True of false: $N = p_1p_2\cdots p_k+1$ is prime for every positive integer $k$, where $p_1,p_2,\ldots ,p_k$ are the $k$ smallest prime numbers. We know primes are either of the form 4k+1 or 4k+3.
The products of 2 numbers of the form (4k+1) or (4k+3) is of the form 4k+1
The product of 2 numbers of the form (4k+1) and (4k+3) is of the form 4k+3
So case 1:
N = (4k+1) +1
= 4k + 2
= 2(k+1)
This is obviously not prime
Case 2:
N= (4k+3) +1
= 4k+4
= 4(k+1)
This is also obviously not prime.
So the question is false.
Is this correct?
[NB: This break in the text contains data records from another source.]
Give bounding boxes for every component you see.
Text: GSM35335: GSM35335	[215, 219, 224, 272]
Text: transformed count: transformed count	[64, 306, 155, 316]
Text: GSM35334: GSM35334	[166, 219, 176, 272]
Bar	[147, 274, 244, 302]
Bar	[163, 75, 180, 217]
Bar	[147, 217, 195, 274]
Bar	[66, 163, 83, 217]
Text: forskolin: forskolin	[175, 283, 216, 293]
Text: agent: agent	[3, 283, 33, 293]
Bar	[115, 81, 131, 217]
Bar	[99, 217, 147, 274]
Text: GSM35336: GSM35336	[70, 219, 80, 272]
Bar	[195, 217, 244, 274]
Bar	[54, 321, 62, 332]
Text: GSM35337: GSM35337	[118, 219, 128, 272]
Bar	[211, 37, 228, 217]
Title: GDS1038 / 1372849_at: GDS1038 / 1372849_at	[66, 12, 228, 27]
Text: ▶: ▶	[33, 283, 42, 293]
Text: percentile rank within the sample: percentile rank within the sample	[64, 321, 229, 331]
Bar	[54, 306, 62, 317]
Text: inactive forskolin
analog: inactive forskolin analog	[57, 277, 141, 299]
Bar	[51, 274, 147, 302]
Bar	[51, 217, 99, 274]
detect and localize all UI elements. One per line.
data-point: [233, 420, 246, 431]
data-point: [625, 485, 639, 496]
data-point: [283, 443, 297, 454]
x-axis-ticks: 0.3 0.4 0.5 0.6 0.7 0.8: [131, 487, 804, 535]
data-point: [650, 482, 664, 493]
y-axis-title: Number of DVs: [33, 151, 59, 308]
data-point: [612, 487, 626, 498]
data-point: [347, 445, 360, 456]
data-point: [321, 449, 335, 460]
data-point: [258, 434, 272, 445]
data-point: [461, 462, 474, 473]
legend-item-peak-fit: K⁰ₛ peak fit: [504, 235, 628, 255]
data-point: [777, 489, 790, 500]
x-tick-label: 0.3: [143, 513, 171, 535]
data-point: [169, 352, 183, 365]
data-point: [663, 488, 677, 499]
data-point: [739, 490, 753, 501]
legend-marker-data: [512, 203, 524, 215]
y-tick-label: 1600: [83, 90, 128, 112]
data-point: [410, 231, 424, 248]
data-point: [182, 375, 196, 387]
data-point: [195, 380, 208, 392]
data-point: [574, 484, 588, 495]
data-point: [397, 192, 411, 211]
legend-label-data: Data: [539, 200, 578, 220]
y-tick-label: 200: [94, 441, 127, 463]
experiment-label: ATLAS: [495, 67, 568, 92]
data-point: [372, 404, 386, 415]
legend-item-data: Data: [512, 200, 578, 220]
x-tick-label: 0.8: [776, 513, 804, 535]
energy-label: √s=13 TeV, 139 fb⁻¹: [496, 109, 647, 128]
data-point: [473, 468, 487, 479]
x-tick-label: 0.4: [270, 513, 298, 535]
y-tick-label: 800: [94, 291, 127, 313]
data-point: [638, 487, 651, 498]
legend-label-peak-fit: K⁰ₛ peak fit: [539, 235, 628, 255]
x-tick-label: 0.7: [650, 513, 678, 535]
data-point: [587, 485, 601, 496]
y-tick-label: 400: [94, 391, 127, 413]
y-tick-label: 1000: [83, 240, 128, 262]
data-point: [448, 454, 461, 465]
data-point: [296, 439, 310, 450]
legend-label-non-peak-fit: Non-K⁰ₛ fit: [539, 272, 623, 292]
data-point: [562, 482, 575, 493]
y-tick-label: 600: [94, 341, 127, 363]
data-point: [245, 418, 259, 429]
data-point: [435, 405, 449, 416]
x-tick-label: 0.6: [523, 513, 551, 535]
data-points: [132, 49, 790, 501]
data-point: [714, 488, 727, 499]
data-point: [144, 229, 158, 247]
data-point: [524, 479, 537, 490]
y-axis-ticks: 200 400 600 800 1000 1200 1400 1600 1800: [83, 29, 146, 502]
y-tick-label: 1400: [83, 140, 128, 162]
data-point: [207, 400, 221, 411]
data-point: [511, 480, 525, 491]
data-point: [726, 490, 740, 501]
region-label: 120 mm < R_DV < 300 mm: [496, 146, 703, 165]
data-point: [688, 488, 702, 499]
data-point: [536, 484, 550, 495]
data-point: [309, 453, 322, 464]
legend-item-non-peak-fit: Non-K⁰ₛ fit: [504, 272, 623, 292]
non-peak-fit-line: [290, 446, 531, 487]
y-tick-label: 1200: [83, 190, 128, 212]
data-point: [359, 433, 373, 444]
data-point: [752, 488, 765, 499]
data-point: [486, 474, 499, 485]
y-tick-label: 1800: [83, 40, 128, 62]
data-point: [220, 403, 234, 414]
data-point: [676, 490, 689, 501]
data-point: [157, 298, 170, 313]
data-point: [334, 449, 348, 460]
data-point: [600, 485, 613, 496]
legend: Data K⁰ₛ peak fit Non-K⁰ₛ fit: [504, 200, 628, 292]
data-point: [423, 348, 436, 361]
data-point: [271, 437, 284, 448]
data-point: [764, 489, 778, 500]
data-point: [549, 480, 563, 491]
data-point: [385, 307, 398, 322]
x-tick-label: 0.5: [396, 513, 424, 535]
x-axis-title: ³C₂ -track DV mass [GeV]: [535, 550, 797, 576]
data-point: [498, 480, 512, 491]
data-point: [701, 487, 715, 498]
Why did the question include the fact that p1, p2, . . . , pk are the k smallest primes?
 A: $$
(2\cdot3\cdot5\cdot7\cdot11\cdot13)+1 = 59\cdot509,
$$
so
$(p_1\cdots p_k)+ 1$ is composite when $k=6$.
The question seems rather confused: the $k$th prime number is not of the form $4k+1$ or $4k+3$, but rather is $4\ell+1$ or $4\ell+3$ for some number $\ell$ that is different from $k$.  Or if you like, the $n$th (rather than $k$th) prime is of the form $4k+1$ or $4k+3$ where $k$ differs from $n$.
Then you seem to be trying to consider $p_k+1$ instead of $p_1\cdots p_k+1$.
A: Take a look at this http://primes.utm.edu/notes/proofs/infinite/euclids.html  It tells you  that what you think is a common mistake.
A: As the question says that they are smallest prime numbers $p_1=2$ , the statement that primes are of form $4k+1$ or $4k+3$ works only for odd primes. I think the correction goes this way the first case is $2(4k+1)+1=8k+3$ and the second case is $2(4k+3)+1=8k+7$. These can't be told to be prime or composite directly. This was the mistake. To disprove it the product of primes till $13 $ can be taken.